Wednesday, August 4, 2021

Activities of the Top 100 Archive and Studio

There are two children's game songs included on the LP The Eskimos of Hudson Bay and Alaska. [Folkways, 1955, recorded by Laura Boulton] One is called Girl's Game and the illustration for it I did about a year ago at the beginning of the Top 100 2020 nicknamed The COVID series. Girl's Game is number 5 on the list. Here's the illustration for the second one found that is fifth from the bottom of that list now that the COVID series nears it's completion: Children's Game. The recording is of two six year old girls holding hands while echoing each others lines, rhythms, breathing and panting. Soon they will be able to perform a proper katajjaq. The image I used this time is not a photo by Boulton but a contemporary image owned by Alamy Stock Photos.

A few days prior to the drawing of the Inuit Children I did a portrait the Uzbek Afghani singer Mijan who's Afghan Old Song is at number 94. The song was recorded in 1965 and functions as a stand in for the Uzbek song by this singer that was recorded in 1967 and found on Musiques Clasiques et populaires d'Afghanistan. [Musee de l'homme, Paris, 1976, recorded by Bernard Dupagne] The two songs are nearly identical. Mijan was 20 in 1967 and after a performance at Radio Kabul some years later she became a well known singer, now renamed Sabza Gul. I recorded a video showing the process of making this drawing. The full drawing took about two hours to complete, one of the quicker ones from the COVID series (most drawings were stretched out over several days.) The video is less than half an hour.


Simultaneous to producing the two drawings above I also continued work on the next series: The Top 100 2021, the double portrait series.

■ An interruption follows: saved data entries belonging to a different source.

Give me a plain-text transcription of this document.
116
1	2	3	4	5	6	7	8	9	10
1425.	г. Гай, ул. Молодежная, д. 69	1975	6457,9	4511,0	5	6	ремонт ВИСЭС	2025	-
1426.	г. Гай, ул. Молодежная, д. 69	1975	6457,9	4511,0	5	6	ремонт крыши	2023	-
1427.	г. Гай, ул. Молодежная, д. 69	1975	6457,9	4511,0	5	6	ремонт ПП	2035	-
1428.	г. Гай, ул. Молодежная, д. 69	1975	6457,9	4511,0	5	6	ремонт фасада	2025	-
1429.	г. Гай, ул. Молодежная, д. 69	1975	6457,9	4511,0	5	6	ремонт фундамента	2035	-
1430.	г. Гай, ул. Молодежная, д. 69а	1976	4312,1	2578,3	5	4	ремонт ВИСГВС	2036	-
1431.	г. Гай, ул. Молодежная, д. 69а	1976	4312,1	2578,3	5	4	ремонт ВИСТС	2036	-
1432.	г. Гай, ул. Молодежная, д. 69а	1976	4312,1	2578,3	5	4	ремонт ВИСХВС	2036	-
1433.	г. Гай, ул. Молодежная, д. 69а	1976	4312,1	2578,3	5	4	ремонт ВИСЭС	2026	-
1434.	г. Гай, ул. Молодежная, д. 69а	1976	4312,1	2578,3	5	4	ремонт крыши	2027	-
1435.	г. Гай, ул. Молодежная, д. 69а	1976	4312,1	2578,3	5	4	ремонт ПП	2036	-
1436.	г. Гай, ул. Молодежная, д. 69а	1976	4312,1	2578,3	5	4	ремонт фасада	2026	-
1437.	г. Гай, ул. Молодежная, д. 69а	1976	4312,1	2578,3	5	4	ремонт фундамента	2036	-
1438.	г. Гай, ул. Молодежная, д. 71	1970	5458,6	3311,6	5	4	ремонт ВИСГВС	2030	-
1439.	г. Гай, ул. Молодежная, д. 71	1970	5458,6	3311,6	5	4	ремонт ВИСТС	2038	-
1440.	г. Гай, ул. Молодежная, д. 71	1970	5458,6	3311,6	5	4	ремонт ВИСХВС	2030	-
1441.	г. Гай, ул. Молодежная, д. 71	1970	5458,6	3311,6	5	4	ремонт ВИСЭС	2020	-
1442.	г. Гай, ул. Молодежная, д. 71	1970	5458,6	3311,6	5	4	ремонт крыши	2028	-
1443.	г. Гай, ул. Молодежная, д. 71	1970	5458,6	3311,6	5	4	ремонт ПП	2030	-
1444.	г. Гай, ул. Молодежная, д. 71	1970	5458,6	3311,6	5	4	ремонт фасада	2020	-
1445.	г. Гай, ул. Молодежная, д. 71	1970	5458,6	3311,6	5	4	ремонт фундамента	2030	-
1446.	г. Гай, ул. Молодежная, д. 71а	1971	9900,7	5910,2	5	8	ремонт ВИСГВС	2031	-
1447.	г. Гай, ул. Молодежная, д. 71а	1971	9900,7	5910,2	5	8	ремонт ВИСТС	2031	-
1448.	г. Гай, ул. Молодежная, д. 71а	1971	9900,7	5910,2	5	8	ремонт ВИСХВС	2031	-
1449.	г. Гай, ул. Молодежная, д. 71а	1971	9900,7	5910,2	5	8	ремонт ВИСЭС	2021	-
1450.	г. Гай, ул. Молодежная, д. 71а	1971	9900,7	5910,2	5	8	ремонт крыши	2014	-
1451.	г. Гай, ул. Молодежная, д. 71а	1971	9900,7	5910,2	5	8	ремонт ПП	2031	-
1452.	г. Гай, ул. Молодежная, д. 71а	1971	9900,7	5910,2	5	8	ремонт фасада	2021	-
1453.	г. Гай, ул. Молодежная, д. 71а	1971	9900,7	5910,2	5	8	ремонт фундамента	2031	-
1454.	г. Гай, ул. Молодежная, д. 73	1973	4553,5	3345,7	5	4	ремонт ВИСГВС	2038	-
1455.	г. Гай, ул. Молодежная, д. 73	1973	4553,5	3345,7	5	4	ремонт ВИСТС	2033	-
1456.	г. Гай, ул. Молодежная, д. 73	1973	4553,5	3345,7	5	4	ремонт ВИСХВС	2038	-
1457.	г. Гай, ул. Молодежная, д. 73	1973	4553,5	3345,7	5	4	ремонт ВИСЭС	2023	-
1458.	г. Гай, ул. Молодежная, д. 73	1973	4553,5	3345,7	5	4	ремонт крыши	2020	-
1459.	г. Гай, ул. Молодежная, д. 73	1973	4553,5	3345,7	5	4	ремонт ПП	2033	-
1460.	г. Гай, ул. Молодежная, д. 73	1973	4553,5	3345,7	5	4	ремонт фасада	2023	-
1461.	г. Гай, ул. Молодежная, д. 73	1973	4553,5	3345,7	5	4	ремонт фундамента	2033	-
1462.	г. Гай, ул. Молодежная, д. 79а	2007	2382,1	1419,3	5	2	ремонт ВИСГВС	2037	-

On the heels of a double portrait illustrating a recording found on the Russian made Voyage en URRS series comes yet another one from the same collection. As I did with the previous one I had to stretch the perimeters of who I could pick. The recorder is not listed and the singer elusive. I stated just two weeks ago that I have not been able to find an image of any of the many musicians from the collection that have been in a Top 100. But now I just may have identified D. Kosterdine, whose Morceau de Khe has been a long favorite of mine. I'm not totally sure but I think that Delsjumjaku Demnimeevic Kosterkin, who appears on the cover, and inside on the CD, of Siberié 1: Chants chamaniques et narratifs de l'Arctique Siberién, is the same person as the aforementioned D. Kosterdine. Both are Nganasan shamans. There is at least a decade between the recordings made by Henri Lecomte and the Russian recordings but Lecomte encountered a older shaman so that doesn't rule out that the two are one and the same individual. Lecomte then is paired with Kosterkine in this painting. Lecomte took the photo that became the cover of Siberié 1 that I used.